Periscope sayesinde yazılı olarak özgür bir şekilde fikirlerimizi beyan ettiğimiz Twitter adeta kendimize ait bir kanala dönüşecek. Herkes kendi canlı yayınını yaparken toplumsal olaylara yorum yapabilecek, tartışma başlıkları açabilecek ve belki de organize olabilecek. Bir nevi Periscope bizlere sözlü protesto hakkı sunacak diyebiliriz.
Periscope ile muhteşem bir haberleşme ağı kurulacağı yönünde herkes hemfikir.
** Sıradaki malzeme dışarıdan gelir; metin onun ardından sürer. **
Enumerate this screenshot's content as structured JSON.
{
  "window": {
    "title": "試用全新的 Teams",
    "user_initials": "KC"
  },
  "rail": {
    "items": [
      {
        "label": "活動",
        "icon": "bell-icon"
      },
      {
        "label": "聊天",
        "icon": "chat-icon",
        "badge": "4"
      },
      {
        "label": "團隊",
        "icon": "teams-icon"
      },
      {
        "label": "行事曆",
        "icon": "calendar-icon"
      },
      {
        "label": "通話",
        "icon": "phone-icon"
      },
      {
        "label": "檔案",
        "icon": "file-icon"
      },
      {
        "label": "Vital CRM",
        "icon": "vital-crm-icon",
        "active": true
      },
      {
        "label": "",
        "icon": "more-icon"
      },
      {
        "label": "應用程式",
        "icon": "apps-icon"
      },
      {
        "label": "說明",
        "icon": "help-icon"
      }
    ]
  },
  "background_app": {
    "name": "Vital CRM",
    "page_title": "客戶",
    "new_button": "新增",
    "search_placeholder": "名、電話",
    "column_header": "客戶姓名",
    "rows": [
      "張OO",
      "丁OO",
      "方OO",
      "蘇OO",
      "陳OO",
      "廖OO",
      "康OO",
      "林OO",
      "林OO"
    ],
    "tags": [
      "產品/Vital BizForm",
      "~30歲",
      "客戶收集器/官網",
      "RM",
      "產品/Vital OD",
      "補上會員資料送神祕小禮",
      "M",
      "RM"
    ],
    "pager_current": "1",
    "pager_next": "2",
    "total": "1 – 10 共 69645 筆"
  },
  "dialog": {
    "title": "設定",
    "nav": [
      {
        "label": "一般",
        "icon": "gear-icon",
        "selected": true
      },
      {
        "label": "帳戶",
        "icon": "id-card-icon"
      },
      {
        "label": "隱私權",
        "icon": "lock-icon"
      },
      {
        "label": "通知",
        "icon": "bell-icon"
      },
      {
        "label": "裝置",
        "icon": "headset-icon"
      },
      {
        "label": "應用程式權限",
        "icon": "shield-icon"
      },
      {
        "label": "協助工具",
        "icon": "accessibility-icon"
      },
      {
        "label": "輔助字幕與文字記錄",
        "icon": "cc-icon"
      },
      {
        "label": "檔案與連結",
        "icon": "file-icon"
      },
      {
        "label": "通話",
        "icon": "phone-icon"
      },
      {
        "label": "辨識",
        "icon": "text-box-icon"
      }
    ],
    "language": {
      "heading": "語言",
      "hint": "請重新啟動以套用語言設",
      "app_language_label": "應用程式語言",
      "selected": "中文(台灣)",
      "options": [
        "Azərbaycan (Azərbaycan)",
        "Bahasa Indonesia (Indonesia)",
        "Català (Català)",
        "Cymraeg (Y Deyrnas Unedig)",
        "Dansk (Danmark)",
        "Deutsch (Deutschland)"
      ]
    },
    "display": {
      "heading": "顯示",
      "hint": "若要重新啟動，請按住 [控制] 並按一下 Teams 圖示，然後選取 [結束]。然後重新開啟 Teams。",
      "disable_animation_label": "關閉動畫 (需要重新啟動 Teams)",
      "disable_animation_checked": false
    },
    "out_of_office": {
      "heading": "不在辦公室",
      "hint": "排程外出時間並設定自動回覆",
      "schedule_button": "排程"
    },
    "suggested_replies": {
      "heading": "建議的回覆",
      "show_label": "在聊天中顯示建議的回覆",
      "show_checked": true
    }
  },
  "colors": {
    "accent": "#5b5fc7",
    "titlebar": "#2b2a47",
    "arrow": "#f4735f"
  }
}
Zira yaşadığımız anı canlı olarak tek bir tuşla paylaşma özelliğini hayatımıza sokacak olan bir sistemden bahsediyoruz.
Şuan trafikte seyir halinde olduğunuzu düşünün ve hemen yanınızda bir polis hırsız kovalamasına şahit olun. Amerikan filmlerinden fırlamışçasına bir aksiyonla aniden E5 birbirine karışsın. Bunu önce video kaydı yapmanız, sonra bir sosyal medya hesabına upload etmeniz gerekiyor ki insanlarla paylaşabilin. Ayrıca ulaşacağınız kitle herkese açık olsa bile gözükeceği kişi sayısı belli başlı yönlerden kısıtlanmış. Ancak Periscope bize o kovalama anını o saniyede canlı yayınla milyonlarca insana tek bir tuşla aktarma imkânı sunacak. İşte bu raddede oldukça başarılı bir çıkış yakalayarak Vine ve Youtube fenomenleri gibi fenomenlerin kısa zamanda türeyeceğine emin olabilirsiniz.
Periscope belki TV kanallarının forsunu büyük ölçüde azaltacak. Sosyal medya haberciliğinin yüksek bir ivmeyle yükseldiği günümüzde tek el olma yolunda büyük çığırlar açacak. Belki sıradan insan olarak düşünülen birçok insanın siyasi görüşü, çevresel düşüncesi, propagandası ve kişisel tecrübeleri elden ele yayılarak canlı yayınlar şeklinde insanlığa ulaşacak. Periscope bu bağlamda son derece yararlı bir uygulama olarak hayatımızda uzun süre yer edeceğe benziyor.